Jakarta Buser Fakta Pendidikan.Com
Dinas Perumahan Rakyat dan Kawasan Permukiman (PRKP) Jakarta Utara kembali menjadi sorotan publik. Pasalnya, Kepala Suku Dinas (Kasudin) PRKP Jakarta Utara, Suharyati, diduga tidak mengakui LKPJ Net sebagai wadah resmi yang berisi data detail badan usaha (CV/PT) yang menjadi peserta pengadaan jasa konstruksi di wilayahnya.
Sekretaris Jenderal DPP LSM Forkorindo, Timbul Sinaga, SE, menilai sikap Kasudin dan jajarannya—termasuk KPA, PPK, dan PPTK—menunjukkan ketidakpahaman terhadap sistem data badan usaha yang sudah terintegrasi melalui LPJK dan LKPJ Net.
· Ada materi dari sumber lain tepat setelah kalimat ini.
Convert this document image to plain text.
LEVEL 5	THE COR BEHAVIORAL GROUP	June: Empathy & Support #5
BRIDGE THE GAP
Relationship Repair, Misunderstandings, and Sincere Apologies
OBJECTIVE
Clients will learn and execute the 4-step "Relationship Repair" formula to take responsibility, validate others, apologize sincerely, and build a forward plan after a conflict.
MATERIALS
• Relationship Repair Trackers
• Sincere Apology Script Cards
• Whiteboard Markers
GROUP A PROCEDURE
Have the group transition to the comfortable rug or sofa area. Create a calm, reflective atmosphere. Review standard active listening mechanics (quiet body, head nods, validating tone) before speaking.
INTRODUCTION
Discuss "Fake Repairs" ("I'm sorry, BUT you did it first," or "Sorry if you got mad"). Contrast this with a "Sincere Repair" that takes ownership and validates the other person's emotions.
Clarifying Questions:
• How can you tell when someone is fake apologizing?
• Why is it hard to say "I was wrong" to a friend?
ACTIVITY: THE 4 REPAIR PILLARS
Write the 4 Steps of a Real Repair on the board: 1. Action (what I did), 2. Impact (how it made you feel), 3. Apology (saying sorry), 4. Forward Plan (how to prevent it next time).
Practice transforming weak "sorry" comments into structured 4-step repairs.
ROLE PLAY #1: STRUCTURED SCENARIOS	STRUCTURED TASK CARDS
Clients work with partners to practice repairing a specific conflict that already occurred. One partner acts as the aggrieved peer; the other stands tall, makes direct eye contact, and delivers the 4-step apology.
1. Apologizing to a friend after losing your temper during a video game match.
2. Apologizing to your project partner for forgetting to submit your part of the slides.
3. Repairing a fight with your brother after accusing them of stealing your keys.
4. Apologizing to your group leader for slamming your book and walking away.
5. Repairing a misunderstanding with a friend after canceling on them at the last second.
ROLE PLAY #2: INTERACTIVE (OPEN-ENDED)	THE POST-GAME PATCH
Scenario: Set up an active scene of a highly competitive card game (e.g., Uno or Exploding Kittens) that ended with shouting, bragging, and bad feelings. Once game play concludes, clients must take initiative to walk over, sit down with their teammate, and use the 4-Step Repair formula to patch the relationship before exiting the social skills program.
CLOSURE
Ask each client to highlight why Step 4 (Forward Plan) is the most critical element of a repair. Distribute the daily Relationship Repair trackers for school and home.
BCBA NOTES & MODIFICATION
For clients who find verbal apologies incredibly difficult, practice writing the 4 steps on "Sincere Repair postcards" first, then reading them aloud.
“Kami sangat menyayangkan jawaban yang keluar dari Suku Dinas PRKP Jakut. Seolah mereka tidak paham atau pura-pura tidak tahu bahwa LKPJ Net merupakan wadah resmi data detail badan usaha jasa konstruksi,” tegas Timbul kepada awak media, Senin (13/10/2025).
Tender Rp 7,2 Miliar Diduga Sarat Kejanggalan
Dugaan pelanggaran mencuat setelah Forkorindo melayangkan surat klarifikasi Nomor 751/XXVII/KT-BTM/KLARIF-KONF/LSM-FORKORINDO/IX/2025 terkait proyek Peningkatan Jalan dan Saluran Lingkungan RW 01 Kelurahan Pademangan Timur, dengan nilai kontrak Rp7.201.192.158, yang dimenangkan oleh CV. Ian Prima Jaya.
Forkorindo menilai perusahaan tersebut tidak memenuhi persyaratan kualifikasi, karena SBU dan jabatan tenaga ahli yang tercantum diduga rangkap.
Namun, dalam surat jawaban resmi dari Suku Dinas PRKP Jakarta Utara Nomor 2251/PR.01.01 tertanggal 7 Oktober 2025 yang ditandatangani Kasudin Suharyati, disebutkan bahwa tidak ditemukan adanya rangkap jabatan, dengan merujuk pada Pasal 26 UU Nomor 5 Tahun 1999.
Forkorindo: Jawaban Kasudin Menyesatkan Publik
Timbul Sinaga menyebut jawaban Kasudin tersebut menyesatkan publik dan berpotensi melanggar prinsip transparansi pengadaan.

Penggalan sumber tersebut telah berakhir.